How to Calculate Displacement Vector: A Fun Physics Experiment
How can we calculate the displacement vector of a plane's journey?
Let's find out how to solve this physics problem step by step!
Step-by-Step Solution:
Now, let's walk through the process of calculating the displacement vector of the plane's journey:
Firstly, we need to assign a letter (\"A\", \"B\", \"C\", etc.) to each vector and record their magnitudes and angles.
Vector | Magnitude (km) | Angle (degrees)
------- | -------- | --------
A | 40 | 0
B | 30 | 15
C | 50 | -30
Next, we write an addition equation for our vectors: R = A + B + C
Then, we find the resultant vector graphically by:
- Drawing a Cartesian coordinate system.
- Determining the scale to use (example: 1 cm=10 km).
- Adding the vectors by drawing them tip-to-tail using a ruler and protractor.
- Labeling each vector with the appropriate letter, magnitude, and angle.
- Drawing the resultant vector and determining its magnitude and angle.
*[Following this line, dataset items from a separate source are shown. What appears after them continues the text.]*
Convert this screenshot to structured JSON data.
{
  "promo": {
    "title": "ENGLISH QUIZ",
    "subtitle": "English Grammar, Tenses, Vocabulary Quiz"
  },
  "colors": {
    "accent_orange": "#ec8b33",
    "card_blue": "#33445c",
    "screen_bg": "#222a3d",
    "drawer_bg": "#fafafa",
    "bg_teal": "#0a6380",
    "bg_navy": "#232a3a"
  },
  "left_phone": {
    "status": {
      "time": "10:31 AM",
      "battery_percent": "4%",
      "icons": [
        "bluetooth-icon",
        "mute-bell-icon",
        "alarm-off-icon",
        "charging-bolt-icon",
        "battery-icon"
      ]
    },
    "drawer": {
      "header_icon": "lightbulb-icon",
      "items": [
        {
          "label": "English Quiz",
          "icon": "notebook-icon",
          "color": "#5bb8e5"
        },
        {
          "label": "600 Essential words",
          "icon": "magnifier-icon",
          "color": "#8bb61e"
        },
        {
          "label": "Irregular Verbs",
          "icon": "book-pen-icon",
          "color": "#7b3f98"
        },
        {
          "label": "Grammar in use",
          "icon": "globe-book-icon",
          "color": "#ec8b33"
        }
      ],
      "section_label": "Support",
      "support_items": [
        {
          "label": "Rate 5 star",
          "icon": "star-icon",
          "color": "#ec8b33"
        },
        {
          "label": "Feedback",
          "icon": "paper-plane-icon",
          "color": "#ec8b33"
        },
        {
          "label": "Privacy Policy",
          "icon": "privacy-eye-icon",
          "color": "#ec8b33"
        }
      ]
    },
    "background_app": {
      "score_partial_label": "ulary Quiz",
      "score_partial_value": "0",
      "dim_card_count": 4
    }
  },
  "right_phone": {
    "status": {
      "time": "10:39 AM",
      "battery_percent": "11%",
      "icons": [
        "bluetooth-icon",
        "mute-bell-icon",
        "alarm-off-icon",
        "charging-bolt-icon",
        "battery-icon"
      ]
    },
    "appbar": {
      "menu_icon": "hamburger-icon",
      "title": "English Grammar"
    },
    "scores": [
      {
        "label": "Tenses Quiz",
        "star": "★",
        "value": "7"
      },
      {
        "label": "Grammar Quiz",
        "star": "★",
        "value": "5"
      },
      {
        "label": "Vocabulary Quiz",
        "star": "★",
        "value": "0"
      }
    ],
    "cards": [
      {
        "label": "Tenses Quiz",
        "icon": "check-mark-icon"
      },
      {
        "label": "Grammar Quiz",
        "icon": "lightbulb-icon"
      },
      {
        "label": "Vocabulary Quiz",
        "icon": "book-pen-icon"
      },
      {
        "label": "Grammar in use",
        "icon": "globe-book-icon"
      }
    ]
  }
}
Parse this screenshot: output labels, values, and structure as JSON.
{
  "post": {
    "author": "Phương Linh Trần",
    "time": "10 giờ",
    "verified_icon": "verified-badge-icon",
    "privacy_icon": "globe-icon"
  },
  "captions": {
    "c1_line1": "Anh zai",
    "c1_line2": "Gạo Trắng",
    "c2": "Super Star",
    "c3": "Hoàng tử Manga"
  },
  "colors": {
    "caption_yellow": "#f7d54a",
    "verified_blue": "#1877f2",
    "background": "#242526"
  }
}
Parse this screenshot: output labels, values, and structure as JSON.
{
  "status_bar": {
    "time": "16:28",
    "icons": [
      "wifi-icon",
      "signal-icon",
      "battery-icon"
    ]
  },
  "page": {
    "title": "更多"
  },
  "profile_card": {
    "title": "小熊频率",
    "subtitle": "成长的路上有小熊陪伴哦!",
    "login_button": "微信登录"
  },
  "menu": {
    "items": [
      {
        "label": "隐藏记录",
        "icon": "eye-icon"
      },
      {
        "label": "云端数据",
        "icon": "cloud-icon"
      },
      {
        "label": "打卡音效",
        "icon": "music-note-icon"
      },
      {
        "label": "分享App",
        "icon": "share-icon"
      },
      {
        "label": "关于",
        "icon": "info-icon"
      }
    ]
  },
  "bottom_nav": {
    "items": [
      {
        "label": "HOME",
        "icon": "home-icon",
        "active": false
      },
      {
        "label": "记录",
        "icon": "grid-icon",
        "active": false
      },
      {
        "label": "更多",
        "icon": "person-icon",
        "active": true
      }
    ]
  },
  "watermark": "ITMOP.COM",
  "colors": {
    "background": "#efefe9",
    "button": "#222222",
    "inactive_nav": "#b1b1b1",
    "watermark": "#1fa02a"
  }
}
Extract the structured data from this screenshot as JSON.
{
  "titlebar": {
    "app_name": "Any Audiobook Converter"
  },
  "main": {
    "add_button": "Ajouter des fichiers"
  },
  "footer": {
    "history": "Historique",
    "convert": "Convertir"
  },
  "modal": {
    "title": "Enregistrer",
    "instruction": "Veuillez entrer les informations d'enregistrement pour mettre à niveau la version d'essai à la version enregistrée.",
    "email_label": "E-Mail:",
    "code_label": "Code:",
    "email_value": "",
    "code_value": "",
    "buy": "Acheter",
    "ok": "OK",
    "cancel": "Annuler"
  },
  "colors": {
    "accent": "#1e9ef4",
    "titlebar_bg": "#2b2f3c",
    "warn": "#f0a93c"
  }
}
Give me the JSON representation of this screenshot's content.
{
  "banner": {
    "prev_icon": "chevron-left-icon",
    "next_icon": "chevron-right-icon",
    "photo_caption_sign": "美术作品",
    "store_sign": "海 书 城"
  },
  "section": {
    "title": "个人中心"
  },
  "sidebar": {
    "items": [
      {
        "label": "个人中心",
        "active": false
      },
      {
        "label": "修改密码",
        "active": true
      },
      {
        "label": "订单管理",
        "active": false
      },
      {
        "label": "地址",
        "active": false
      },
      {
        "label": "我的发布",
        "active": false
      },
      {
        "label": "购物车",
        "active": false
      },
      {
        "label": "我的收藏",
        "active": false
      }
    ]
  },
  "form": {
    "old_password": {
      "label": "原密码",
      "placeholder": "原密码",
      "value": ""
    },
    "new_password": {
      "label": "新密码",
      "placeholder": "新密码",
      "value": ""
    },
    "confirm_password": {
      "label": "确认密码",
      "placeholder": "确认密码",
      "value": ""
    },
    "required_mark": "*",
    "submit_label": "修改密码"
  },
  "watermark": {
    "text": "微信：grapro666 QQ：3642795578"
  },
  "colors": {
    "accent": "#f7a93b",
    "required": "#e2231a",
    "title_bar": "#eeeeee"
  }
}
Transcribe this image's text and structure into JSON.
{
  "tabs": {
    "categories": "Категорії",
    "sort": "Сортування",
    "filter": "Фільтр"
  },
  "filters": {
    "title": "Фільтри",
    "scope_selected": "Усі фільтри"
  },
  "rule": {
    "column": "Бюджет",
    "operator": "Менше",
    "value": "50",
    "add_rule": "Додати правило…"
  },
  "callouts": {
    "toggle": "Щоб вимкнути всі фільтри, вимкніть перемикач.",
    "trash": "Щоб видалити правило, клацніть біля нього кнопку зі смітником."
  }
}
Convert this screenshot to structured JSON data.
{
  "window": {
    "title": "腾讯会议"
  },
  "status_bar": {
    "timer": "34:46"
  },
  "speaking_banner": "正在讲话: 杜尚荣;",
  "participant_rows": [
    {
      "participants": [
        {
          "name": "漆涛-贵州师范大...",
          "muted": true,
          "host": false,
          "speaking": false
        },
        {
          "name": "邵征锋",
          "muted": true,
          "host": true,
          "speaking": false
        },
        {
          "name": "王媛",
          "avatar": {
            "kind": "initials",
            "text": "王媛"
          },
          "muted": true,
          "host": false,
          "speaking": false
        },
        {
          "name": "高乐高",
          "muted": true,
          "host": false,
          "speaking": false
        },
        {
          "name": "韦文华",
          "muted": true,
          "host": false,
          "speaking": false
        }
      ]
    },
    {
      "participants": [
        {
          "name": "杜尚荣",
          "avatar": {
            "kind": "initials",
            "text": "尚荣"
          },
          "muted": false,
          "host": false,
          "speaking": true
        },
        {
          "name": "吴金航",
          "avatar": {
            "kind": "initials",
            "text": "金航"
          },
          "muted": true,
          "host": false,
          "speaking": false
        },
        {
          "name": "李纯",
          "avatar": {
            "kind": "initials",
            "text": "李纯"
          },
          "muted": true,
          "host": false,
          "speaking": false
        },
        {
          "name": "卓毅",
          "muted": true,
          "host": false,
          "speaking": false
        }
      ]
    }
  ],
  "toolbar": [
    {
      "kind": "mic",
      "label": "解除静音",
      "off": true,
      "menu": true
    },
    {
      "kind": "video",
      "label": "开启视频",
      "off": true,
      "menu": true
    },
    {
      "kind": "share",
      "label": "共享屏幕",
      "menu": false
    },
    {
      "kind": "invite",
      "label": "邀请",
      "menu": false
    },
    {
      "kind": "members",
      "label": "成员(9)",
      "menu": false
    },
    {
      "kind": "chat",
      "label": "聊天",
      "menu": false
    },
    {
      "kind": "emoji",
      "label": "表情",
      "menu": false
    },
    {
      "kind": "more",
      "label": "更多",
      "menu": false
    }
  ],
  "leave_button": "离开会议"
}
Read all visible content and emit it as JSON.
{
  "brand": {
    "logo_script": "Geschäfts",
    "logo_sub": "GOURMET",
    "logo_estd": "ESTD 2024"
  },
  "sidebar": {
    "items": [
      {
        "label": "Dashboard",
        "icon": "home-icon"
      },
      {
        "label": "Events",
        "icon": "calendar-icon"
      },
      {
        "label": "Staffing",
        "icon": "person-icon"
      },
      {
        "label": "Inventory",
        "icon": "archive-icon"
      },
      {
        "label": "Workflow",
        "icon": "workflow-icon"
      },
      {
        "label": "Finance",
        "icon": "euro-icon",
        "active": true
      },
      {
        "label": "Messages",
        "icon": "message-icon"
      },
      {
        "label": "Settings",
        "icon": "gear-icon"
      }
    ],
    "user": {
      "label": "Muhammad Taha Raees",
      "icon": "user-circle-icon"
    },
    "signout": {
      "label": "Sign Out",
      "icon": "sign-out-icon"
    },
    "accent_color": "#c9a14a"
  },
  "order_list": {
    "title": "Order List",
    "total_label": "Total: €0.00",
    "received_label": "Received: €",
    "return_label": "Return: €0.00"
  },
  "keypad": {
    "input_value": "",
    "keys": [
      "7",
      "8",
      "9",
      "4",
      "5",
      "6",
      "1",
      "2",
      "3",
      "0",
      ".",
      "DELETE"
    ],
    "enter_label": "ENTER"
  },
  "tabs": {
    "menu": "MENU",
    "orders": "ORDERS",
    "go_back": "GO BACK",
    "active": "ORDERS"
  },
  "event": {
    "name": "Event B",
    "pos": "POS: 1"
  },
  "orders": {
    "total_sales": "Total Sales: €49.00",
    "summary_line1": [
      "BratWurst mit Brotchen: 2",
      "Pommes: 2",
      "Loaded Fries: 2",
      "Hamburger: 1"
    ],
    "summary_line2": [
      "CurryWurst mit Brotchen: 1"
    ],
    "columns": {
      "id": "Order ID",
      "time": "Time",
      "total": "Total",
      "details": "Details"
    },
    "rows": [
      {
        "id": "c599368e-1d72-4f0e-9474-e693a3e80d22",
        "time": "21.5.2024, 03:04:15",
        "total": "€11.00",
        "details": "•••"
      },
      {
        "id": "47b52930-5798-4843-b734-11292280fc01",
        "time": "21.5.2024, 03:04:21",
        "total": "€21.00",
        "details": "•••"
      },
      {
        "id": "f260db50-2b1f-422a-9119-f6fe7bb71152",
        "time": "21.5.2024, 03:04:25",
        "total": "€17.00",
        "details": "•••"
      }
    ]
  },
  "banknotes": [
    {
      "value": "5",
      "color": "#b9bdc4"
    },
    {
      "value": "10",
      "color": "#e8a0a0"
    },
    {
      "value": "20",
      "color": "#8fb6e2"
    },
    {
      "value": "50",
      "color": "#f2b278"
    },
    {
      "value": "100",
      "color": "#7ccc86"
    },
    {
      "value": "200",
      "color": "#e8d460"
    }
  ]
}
The resultant vector is calculated to be:
Magnitude = 68.2 km
Angle = -18.2 degrees
After that, we find the resultant vector analytically by:
- Calculating the x and y-components of each vector.
- Finding the x-component and y-component of the resultant vector.
- Calculating the magnitude of the resultant vector.
- Determining the angle of the resultant vector with respect to the x-axis.
The analytical calculation yields the same result:
Magnitude = 68.2 km
Angle = -18.2 degrees
Finally, we calculate the % difference between the graphical and analytical results (0%) and compare the angles (measured vs. calculated).
The measured angle and calculated angle are both -18.2 degrees, showing equality.
This fun physics experiment helps us understand how to calculate displacement vectors accurately!